Question

Another ODE problem? http://i.imgur.com/vM2iY.jpg

Answer 1

you can separate the variables

Answer 2

I did, I did the question and my answer is slightly different to wolfram's answer.

Answer 3

get all the y's on the left and the x's on the right

Answer 4

I did, let me show you my workings.

Answer 5

did you take a log on the RHS

Answer 6

Ok I kinda not sure on a particular section. I've divided 1/(1+y) and 1/(x^2+1) to both sides and multiplied both sides.
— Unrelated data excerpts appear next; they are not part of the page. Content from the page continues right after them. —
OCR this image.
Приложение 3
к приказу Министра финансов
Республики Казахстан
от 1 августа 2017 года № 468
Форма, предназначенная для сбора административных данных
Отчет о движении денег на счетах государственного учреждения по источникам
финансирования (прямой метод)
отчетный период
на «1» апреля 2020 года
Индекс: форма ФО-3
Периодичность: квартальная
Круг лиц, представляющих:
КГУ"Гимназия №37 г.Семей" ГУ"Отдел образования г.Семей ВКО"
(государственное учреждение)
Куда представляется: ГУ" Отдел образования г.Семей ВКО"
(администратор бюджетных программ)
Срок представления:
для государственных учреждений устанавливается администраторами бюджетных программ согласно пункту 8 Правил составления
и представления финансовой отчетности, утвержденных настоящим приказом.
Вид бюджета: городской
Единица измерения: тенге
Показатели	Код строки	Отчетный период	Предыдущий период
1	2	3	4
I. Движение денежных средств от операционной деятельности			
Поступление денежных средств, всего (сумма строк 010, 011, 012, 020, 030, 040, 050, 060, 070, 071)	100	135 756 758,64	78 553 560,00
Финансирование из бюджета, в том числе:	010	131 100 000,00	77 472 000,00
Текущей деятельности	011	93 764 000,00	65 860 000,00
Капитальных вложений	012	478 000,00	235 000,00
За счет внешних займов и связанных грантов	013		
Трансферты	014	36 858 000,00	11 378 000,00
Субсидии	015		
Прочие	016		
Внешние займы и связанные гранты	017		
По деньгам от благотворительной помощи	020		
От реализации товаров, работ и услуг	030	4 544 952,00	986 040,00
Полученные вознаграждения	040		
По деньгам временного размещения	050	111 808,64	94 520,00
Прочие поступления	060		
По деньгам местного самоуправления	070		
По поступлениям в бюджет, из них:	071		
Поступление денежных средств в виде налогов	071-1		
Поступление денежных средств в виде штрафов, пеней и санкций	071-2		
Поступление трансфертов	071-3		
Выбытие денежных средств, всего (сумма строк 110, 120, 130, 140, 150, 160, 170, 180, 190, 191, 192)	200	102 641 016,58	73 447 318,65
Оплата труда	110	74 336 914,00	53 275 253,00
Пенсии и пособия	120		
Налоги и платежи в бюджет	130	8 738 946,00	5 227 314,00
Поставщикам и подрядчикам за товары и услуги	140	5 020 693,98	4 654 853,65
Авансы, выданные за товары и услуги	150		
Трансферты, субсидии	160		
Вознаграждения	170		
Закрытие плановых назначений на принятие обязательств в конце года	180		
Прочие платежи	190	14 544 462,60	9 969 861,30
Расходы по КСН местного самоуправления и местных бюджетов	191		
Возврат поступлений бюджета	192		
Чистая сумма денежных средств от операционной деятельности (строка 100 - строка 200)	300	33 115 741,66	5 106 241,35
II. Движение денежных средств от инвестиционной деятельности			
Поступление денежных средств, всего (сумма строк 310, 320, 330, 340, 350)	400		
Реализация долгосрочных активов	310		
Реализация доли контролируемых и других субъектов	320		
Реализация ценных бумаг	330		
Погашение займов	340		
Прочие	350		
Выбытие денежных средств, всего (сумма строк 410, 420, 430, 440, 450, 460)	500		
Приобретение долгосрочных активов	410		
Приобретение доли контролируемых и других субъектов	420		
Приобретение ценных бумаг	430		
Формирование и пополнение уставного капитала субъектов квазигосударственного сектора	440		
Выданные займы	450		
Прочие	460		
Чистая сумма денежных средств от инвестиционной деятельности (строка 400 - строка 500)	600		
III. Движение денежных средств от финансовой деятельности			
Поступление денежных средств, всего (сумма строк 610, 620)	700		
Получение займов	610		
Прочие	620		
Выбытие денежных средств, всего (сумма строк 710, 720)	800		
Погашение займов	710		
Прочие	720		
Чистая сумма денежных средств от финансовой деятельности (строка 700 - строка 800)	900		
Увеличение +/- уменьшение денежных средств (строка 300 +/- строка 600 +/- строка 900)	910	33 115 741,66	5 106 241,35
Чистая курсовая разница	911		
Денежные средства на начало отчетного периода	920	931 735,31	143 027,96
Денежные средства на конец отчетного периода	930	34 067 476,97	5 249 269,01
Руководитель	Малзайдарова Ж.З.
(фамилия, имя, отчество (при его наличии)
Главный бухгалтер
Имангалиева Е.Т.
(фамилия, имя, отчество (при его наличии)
To get \[(1/(1+y))dy= 2x(1/x ^{2}+1)dx

Answer 7

\[1/(1+y)dy= 2x(1/(x^2+1)dx\]

Answer 8

thats right

Answer 9

Integrated LHS to get ln 1+y used u subisition on the RHS

Answer 10

I factored out the 2 from 2x to make it easier, however, in the final answer, wolfram makes it disappear

Answer 11

\[\int\frac{1}{1+y}\text dy=\int\frac{2x}{x^2+1}\text dx\]

Answer 12

Yep, factored out the 2 there.

Answer 13

dont factor out that two

Answer 14

you'll want it there\

Answer 15

Ok so, I'll just get ln x^2+1?

Answer 16

\[\text{let } u=1+x^2 \]\[\text du=2x\]
\[\int\frac{2x}{1+x^2}\text dx=\int\frac{\text du}{u}\]
yes

Answer 17

Thank you!